August 2012 – by Kevin Haninger, Lala Ma, and Christopher Timmins
The U.S. Environmental Protection Agency Brownfields Program provides grants to assess and clean up brownfields—properties the “expansion, re-development, or re-use of which may be complicated by the presence or potential presence of a hazardous substance, pollutant, or contaminant.” The highly localized nature of brownfields lends itself well to measuring the value of site remediation with property value hedonics. The application of that technique is, however, complicated by the presence of correlated unobservable determinants of housing prices (both time-invariant and those that vary over time). This report uses a variety of quasi-experimental techniques to overcome this problem. The analysis finds evidence of large increases in property values accompanying cleanup, ranging from 5.1% to 12.8%; a double-difference matching estimator that does not rely on the intertemporal stability of the hedonic price function finds even larger effects, implying that evidence of property value increases is consistent with a willingness to pay interpretation.

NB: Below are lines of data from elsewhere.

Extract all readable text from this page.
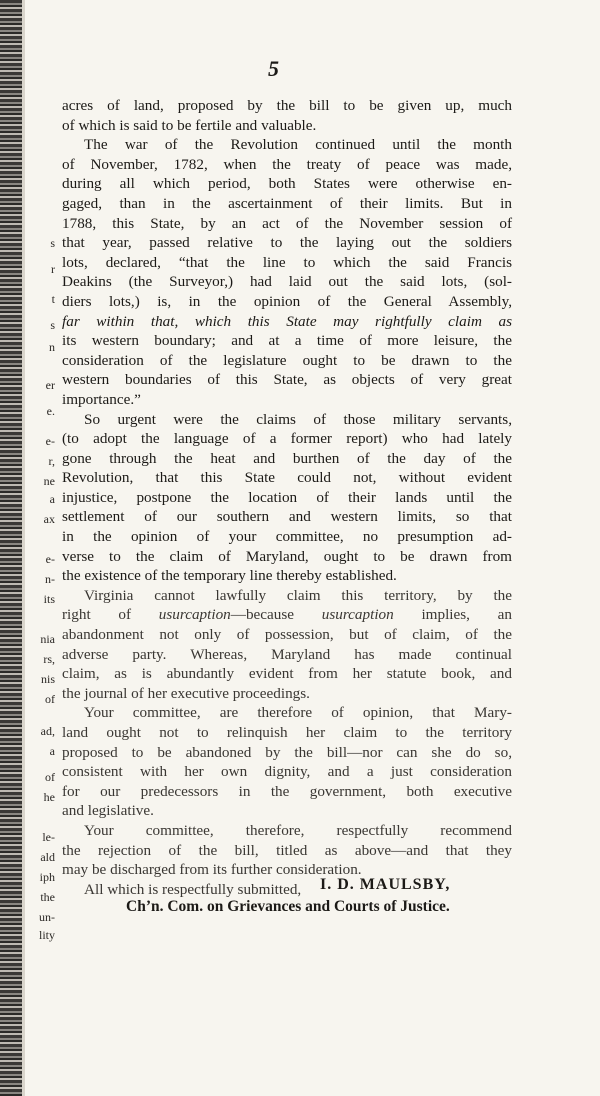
s
r
t
s
n
er
e.
e-
r,
ne
a
ax
e-
n-
its
nia
rs,
nis
of
ad,
a
of
he
le-
ald
iph
the
un-
lity
5
acres of land, proposed by the bill to be given up, much
of which is said to be fertile and valuable.
The war of the Revolution continued until the month
of November, 1782, when the treaty of peace was made,
during all which period, both States were otherwise en-
gaged, than in the ascertainment of their limits. But in
1788, this State, by an act of the November session of
that year, passed relative to the laying out the soldiers
lots, declared, “that the line to which the said Francis
Deakins (the Surveyor,) had laid out the said lots, (sol-
diers lots,) is, in the opinion of the General Assembly,
far within that, which this State may rightfully claim as
its western boundary; and at a time of more leisure, the
consideration of the legislature ought to be drawn to the
western boundaries of this State, as objects of very great
importance.”
So urgent were the claims of those military servants,
(to adopt the language of a former report) who had lately
gone through the heat and burthen of the day of the
Revolution, that this State could not, without evident
injustice, postpone the location of their lands until the
settlement of our southern and western limits, so that
in the opinion of your committee, no presumption ad-
verse to the claim of Maryland, ought to be drawn from
the existence of the temporary line thereby established.
Virginia cannot lawfully claim this territory, by the
right of usurcaption—because usurcaption implies, an
abandonment not only of possession, but of claim, of the
adverse party. Whereas, Maryland has made continual
claim, as is abundantly evident from her statute book, and
the journal of her executive proceedings.
Your committee, are therefore of opinion, that Mary-
land ought not to relinquish her claim to the territory
proposed to be abandoned by the bill—nor can she do so,
consistent with her own dignity, and a just consideration
for our predecessors in the government, both executive
and legislative.
Your committee, therefore, respectfully recommend
the rejection of the bill, titled as above—and that they
may be discharged from its further consideration.
All which is respectfully submitted,	I. D. MAULSBY,
Ch’n. Com. on Grievances and Courts of Justice.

Measuring Improvement in the Energy Performance of the U.S. Corn Refining Industry
July 2012 – by Gale A. Boyd and Christian Delgado
Benchmarking is an important component of energy management, enabling goal setting and prioritizing of resources. This paper discusses the development of a statistical benchmark of energy intensity for the wet corn refining industry using stochastic frontier analysis and confidential plant data. This analysis is the basis for developing the Energy Performance Indicator for the U.S. EPA Energy Star program, providing a tool to score the energy performance of the industry on a percentile basis, accounting for differences in product mix and moisture. A similar analysis was previously conducted for this industry using data from 1997, so the paper also compares the results from the current and previous models to assess the shift in performance of this industry. We estimate a reduction of 6.7 trillion Btu in annual energy use in 2009 relative to the levels of performance in 1997. This represents about a 4.3% reduction in overall energy use and 470 million kg of energy-related CO2 equivalent emissions from improved energy efficiency by this industry.

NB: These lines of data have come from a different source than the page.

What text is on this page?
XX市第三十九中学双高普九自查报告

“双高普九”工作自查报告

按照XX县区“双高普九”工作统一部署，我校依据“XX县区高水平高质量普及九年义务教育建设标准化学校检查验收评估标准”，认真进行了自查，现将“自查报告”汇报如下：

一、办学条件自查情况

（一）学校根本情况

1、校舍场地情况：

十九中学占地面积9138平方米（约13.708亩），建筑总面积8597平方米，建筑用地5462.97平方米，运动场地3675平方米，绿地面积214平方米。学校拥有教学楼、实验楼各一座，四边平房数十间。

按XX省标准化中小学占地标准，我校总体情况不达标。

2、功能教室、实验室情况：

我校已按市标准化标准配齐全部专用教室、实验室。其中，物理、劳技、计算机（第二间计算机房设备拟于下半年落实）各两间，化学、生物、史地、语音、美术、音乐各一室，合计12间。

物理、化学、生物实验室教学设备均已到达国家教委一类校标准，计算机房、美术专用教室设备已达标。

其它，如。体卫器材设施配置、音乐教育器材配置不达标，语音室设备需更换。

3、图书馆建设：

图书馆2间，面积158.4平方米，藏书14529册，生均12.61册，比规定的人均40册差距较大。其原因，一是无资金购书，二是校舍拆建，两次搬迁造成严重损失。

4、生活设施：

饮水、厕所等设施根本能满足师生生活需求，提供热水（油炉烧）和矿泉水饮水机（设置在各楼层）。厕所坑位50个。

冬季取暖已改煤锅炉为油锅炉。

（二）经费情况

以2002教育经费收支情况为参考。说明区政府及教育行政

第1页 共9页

Flexible Mandates for Investment in New Technology
March 2012 – by Dalia Patino Echeverri, Dallas Burtraw, and Karen Palmer
Regulators often seek to promote the use of improved, cleaner technology when new investments occur; however, technology mandates are suspected of raising costs and delaying investment. We examine investment choices for electricity generation under a strict emissions rate performance standard requiring the installation of carbon capture and storage (CCS) on fossil-fired plants. We compare the strict standard with a flexible one that imposes a surcharge for emissions in excess of the standard. A third policy allows the surcharge revenue to fund later CCS retrofits. Analytical results indicate that increasing flexibility leads to earlier introduction of CCS, lower aggregate emissions and higher profits. We test this using multi-stage stochastic optimization, with uncertain future natural gas and emissions allowance prices. Under perfect foresight, the analytical predictions hold. With uncertainty, these predictions hold most often but we find outcomes that contradict the theory. In some cases, investments are delayed to enable the decision maker to learn additional information.

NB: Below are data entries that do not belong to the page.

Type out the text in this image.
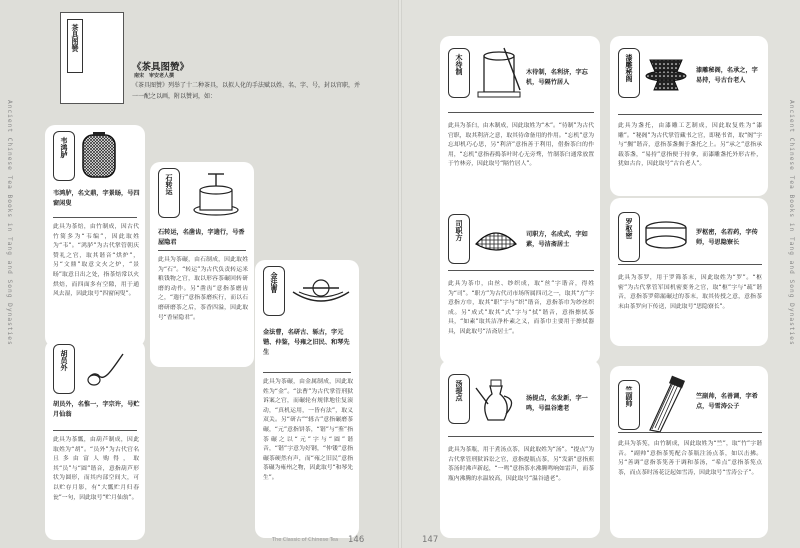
Ancient Chinese Tea Books in Tang and Song Dynasties	Ancient Chinese Tea Books in Tang and Song Dynasties
茶具图赞
《茶具图赞》
南宋　审安老人撰
《茶具图赞》列举了十二种茶具，以拟人化的手法赋以姓、名、字、号，封以官职，并一一配之以画，附以赞词，如：
韦鸿胪
韦鸿胪，名文鼎，字景旸，号四窗闲叟
此具为茶焙，由竹制成，因古代竹简多为“韦编”，因此取姓为“韦”。“鸿胪”为古代掌管朝庆赞礼之官，取其谐音“烘炉”，另“文鼎”取意文火之炉，“景旸”取意日出之处，指茶焙常以火烘焙，而四面多有空隙，用于通风去湿，因此取号“四窗闲叟”。
胡员外
胡员外，名惟一，字宗许，号贮月仙翁
此具为茶瓢，由葫芦制成，因此取姓为“胡”。“员外”为古代官名且多由富人购得，取其“员”与“圆”谐音，意指葫芦形状为圆形，而其内部空间大，可以贮存月影，有“大瓢贮月归春瓮”一句，因此取号“贮月仙翁”。
石转运
石转运，名凿齿，字遄行，号香屋隐君
此具为茶碾，由石制成，因此取姓为“石”。“转运”为古代负责转运米粮钱物之官，取以形容茶碾回转研磨的动作。另“凿齿”意指茶磨齿之，“遄行”意指茶磨疾行，而以石磨研磨茶之后，茶香四溢，因此取号“香屋隐君”。
金法曹
金法曹，名研古、轹古，字元锴、仲鉴，号雍之旧民、和琴先生
此具为茶碾，由金属制成，因此取姓为“金”。“法曹”为古代掌管刑狱诉案之官，而碾轮有规律地往复滚动，“真机运用，一皆有法”，取义双关。另“研古”“轹古”意指碾磨茶碾，“元”意指饼茶，“锴”与“鉴”指茶碾之以“元”字与“圆”谐音，“锴”字意为好钢，“仲镂”意指碾茶硬然有声，而“雍之旧民”意指茶碾为雍州之物，因此取号“和琴先生”。
木待制	木待制，名利济，字忘机，号隔竹居人
此具为茶臼，由木制成，因此取姓为“木”。“待制”为古代官职，取其利济之意，取其待命备用的作用。“忘机”意为忘却机巧心思，另“利济”意指善于利用，借指茶臼的作用，“忘机”意指舂捣茶叶时心无旁骛，竹制茶臼通常放置于竹林旁，因此取号“隔竹居人”。
漆雕秘阁	漆雕秘阁，名承之，字易持，号古台老人
此具为盏托，由漆雕工艺制成，因此取复姓为“漆雕”。“秘阁”为古代掌管藏书之官，即秘书省，取“阁”字与“搁”谐音，意指茶盏搁于盏托之上。另“承之”意指承载茶盏，“易持”意指便于持拿，而漆雕盏托外形古朴，犹如古台，因此取号“古台老人”。
司职方	司职方，名成式，字如素，号洁斋居士
此具为茶巾，由丝、纱织成，取“丝”字谐音，得姓为“司”。“职方”为古代司市场所属四司之一，取其“方”字意指方巾，取其“职”字与“织”谐音，意指茶巾为纱丝织成。另“成式”取其“式”字与“拭”谐音，意指擦拭茶具，“如素”取其洁净朴素之义，而茶巾主要用于擦拭器具，因此取号“洁斋居士”。
罗枢密	罗枢密，名若药，字传师，号思隐寮长
此具为茶罗，用于罗筛茶末，因此取姓为“罗”。“枢密”为古代掌管军国机密要务之官，取“枢”字与“疏”谐音，意指茶罗筛漏碾过的茶末，取其传授之意，意指茶末由茶罗向下传送，因此取号“思隐寮长”。
汤提点	汤提点，名发新，字一鸣，号温谷遗老
此具为茶瓶，用于煮汤点茶，因此取姓为“汤”。“提点”为古代掌管刑狱诉讼之官，意指提瓶点茶，另“发新”意指煎茶汤时沸声新起，“一鸣”意指茶水沸腾鸣响如雷声，而茶瓶内沸腾的水温较高，因此取号“温谷遗老”。
竺副帅	竺副帅，名善调，字希点，号雪涛公子
此具为茶筅，由竹制成，因此取姓为“竺”，取“竹”字谐音。“副帅”意指茶筅配合茶瓶注汤点茶，如以击拂。另“善调”意指茶筅善于调和茶汤，“希点”意指茶筅点茶，而点茶时汤花泛起如雪涛，因此取号“雪涛公子”。
The Classic of Chinese Tea 146	147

Price versus Quantities versus Bankable Quantities
March 2012 – by Harrison Fell, Ian A. MacKenzie, and William A. Pizer
Quantity-based regulation with banking allows regulated firms to shift obligations across time in response to periods of unexpectedly high or low marginal costs. Despite its wide prevalance in existing and proposed emission-trading programs, banking has received limited attention in past welfare analyses of policy choice under uncertainty. We address this gap with a model of banking behavior that captures two key constraints: uncertainty about the future from the firm’s perspective and a limit on negative bank values (e.g., borrowing). We show conditions where banking provisions reduce price volatility and lower expected costs compared to quantity policies without banking. For plausible parameter values related to U.S. climate change policy, we find that bankable quantities produce behavior quite similar to price policies for about two decades and, during this period, improve welfare by about a $1 billion per year over fixed quantities.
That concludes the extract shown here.